9.1        TIME OF PAYMENT.

           Distributions will be made to a Participant at the time elected by
the Participant in the Participation Agreement. As provided in Section 3.2 and
Section 3.3, a Participant may elect in his initial or any revised Participation
Agreement to defer the receipt of distributions until the first business day of
any Plan Year following the Plan Year in which Fees are deferred but not later
than the Plan Year in which occurs the Participant's seventy-fifth (75th)
birthday. If such an election has been made (and, if the election was made in a
revised Participation Agreement, the Participation Agreement has been in effect
for the requisite period of time provided in Section 3.3), distributions to the
Participant (or the Participant's Beneficiary in the case of death) shall be
postponed to the extent necessary to honor such election. If the Participant
fails to specify the date as of which a distribution is to commence, such
distribution shall commence on the first business day of the Plan Year
immediately following the Plan Year in which the Participant's Termination Date
occurs.

9.2        METHOD OF PAYMENT.

           Any payments from a Participant's Accounts shall be made either in a
lump sum in cash or in cash payments in substantially equal annual, quarterly,
or monthly installments over a period certain not exceeding 10 years, such
method of payment to be elected by the Participant in his initial Participation
Agreement or in any revised Participation Agreement that has been in effect for
the requisite period of time specified in Section 3.3. Notwithstanding the
foregoing, to the extent a Participant's Accounts are invested in the Company
Stock Fund at the time payment is to be made, payments from a Participant's
Accounts may be made in whole shares of Company securities if the Participant so
elects in his initial Participation Agreement or in any revised Participation
Agreement. Any distribution from the Company Stock Fund Account shall be made in
accordance with Sections 7.4(c) and (d). If installment payments are made, the
provisions of Sections 7.2 and 7.3 shall continue to apply to the unpaid
balance. Unless a Participant has affirmatively elected to receive payments in
installments over a period of 10 years or less and to receive payment of the
portion of his Accounts invested in the Company Stock Fund in whole shares of
Company securities, the Participant's Accounts shall be distributed in one cash
lump sum.
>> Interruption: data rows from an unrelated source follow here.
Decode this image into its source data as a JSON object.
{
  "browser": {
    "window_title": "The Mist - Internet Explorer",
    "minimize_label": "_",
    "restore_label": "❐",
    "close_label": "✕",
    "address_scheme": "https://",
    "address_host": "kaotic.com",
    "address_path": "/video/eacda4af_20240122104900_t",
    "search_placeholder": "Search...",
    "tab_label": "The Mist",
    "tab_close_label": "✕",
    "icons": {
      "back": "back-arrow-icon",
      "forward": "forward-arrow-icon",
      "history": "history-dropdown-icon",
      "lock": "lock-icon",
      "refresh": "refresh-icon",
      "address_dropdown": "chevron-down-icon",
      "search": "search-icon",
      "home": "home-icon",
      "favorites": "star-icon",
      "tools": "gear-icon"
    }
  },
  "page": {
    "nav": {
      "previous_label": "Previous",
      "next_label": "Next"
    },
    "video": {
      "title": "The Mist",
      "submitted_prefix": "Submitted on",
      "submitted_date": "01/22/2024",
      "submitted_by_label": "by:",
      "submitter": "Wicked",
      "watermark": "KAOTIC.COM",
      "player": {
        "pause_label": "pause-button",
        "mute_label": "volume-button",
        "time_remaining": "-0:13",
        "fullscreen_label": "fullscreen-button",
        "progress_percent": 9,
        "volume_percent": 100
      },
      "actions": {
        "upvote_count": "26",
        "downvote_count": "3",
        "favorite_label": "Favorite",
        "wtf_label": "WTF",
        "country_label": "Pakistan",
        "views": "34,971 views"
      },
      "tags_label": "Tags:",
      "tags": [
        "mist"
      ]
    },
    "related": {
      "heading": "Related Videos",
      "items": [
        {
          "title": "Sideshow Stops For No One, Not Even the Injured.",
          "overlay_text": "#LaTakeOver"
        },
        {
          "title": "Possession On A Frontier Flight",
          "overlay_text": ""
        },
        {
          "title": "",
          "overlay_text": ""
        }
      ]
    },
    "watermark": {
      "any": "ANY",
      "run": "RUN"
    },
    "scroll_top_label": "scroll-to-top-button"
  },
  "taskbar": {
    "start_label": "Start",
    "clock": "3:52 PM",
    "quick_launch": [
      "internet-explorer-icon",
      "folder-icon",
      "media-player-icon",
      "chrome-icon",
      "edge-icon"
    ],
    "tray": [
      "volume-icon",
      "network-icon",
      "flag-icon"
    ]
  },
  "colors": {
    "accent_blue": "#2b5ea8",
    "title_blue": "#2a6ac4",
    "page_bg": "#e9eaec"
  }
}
If a Participant is married at the time a Participation Agreement, or
a revised Participation Agreement, is filed, an election to receive payments in
other than a lump sum shall be ineffective unless the Participant's spouse
consents to such election on a form prescribed by or acceptable to the Plan
Administrator for that purpose.

9.3        BENEFICIARY DESIGNATIONS.

           In the event of the death of the Participant, the Participant's
interest in his Accounts shall be paid to the Participant's Beneficiary. Each
Participant shall have the right to designate, on forms supplied by and
delivered to the Plan Administrator, a Beneficiary or Beneficiaries to receive
his benefits hereunder in the event of the Participant's death. If the
Participant is married at the time the Beneficiary Designation is filed, the
designation will be ineffective unless the designation names the spouse as the
Beneficiary of at least 50% of the Participant's Accounts or the Participant's
spouse consents to the designation. Subject to the spousal consent requirements
noted in the preceding sentence, each Participant may change his Beneficiary
designation from time to time in the manner described above. Upon receipt of
such designation by the Plan Administrator, such designation or change of
designation shall become effective as of the date of the notice, whether or not
the Participant is living at the time the notice is received. There shall be no
liability on the part of the Company, the Plan Administrator or the Trustee, if
any, with respect to any payment authorized by the Plan Administrator in
accordance with the most recent valid Beneficiary designation of the Participant
in its possession before receipt of a more recent and valid Beneficiary
designation. If no designated Beneficiary is living when benefits become
payable, or if there is no designated Beneficiary, the Beneficiary shall be the
Participant's spouse; or if no spouse is then living, such Participant's issue,
including any legally adopted child or children, in equal shares by right of
representation; or if no such designated Beneficiary and no such spouse or issue
is living upon the death of a Participant, or if all such persons die prior to
the full distribution of such Participant's benefits, then the Beneficiary shall
be the estate of the Participant.

                                    ARTICLE X

                           ADMINISTRATION OF THE PLAN

10.1       ADOPTION OF TRUST.

           The Company may, in its discretion, enter into a Trust Agreement with
the Trustee, which Trust Agreement shall form a part of this Plan and is hereby
incorporated herein by reference.

10.2       POWERS OF THE PLAN ADMINISTRATOR.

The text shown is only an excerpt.